Now let us imagine that the 66% of treatment group, the one that got the antidepressants. gets a lot better.  That sounds good, but it is not really a measure of the effectiveness of the drug.  It is really a measure of the drug effects, plus that expectancy effect.   If 66% of the placebo group also got a lot better, then it looks like the drug was not effective after all, except by creating an expectation of improvement.  If only 10% of the placebo group got a lot better, then it looks like the drug had a lot of benefit beyond just creating the expectation of improvement.  We can use a similar logic to estimate the extent of the placebo effect, itself, by comparing the placebo group to the no-treatment group.

Now let’s switch from the world of experiments to the world of treatments.  If someone who is depressed seeks treatment from a doctor, and that doctor prescribes some kind of pills, they had better not be sugar pills!  The patient has a right to expect the doctor will prescribe something that has proven to be more effective than a placebo.  But what does that mean about expectations?  Most patients probably expect that whatever the doctor gives them will help them get better, and just like in an experiment, that expectation can be a powerful force in and of itself.

On the face of it, that should be a good thing.  The patient’s expectations should combine with the drugs effects to give them a double-whammy.  On the other hand, no drug, especially not an antidepressant, is going to work for everybody.  And that expectation, or placebo effect, is probably not going to last forever.  So what may happen is that some patients, who seemed to be doing well on whatever drug was prescribed, have a relapse some months down the line.
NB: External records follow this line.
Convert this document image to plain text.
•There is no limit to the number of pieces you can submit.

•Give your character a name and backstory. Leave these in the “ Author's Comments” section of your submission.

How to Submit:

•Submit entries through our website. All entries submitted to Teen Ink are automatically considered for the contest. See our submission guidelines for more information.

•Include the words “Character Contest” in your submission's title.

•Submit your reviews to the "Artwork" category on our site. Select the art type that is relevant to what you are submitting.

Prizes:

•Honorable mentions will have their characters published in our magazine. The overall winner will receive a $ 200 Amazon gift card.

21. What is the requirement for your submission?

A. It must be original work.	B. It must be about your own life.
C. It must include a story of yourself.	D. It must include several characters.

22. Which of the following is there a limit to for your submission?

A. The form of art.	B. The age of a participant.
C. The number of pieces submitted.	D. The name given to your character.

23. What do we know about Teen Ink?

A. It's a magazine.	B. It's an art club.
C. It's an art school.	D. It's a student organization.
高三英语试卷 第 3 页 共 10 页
Here’s the question I have, and I really don’t know which answer I prefer.  Should a doctor, in prescribing a new antidepressant,  be as positive as possible about the potential benefit?  In other words, should they try to maximize the placebo effect?  Or should they strike a cautious tone, emphasizing that not every drug works for every patient?

Reference:

Zimmerman, M and Thongy, T. (2007). How Often Do SSRIs and Other New-Generation Antidepressants Lose Their Effect During Continuation Treatment? Evidence Suggesting the Rate of True Tachyphylaxis During Continuation Treatment Is Low. Journal of Clinical Psychiatry (68) 8, 1271-1276.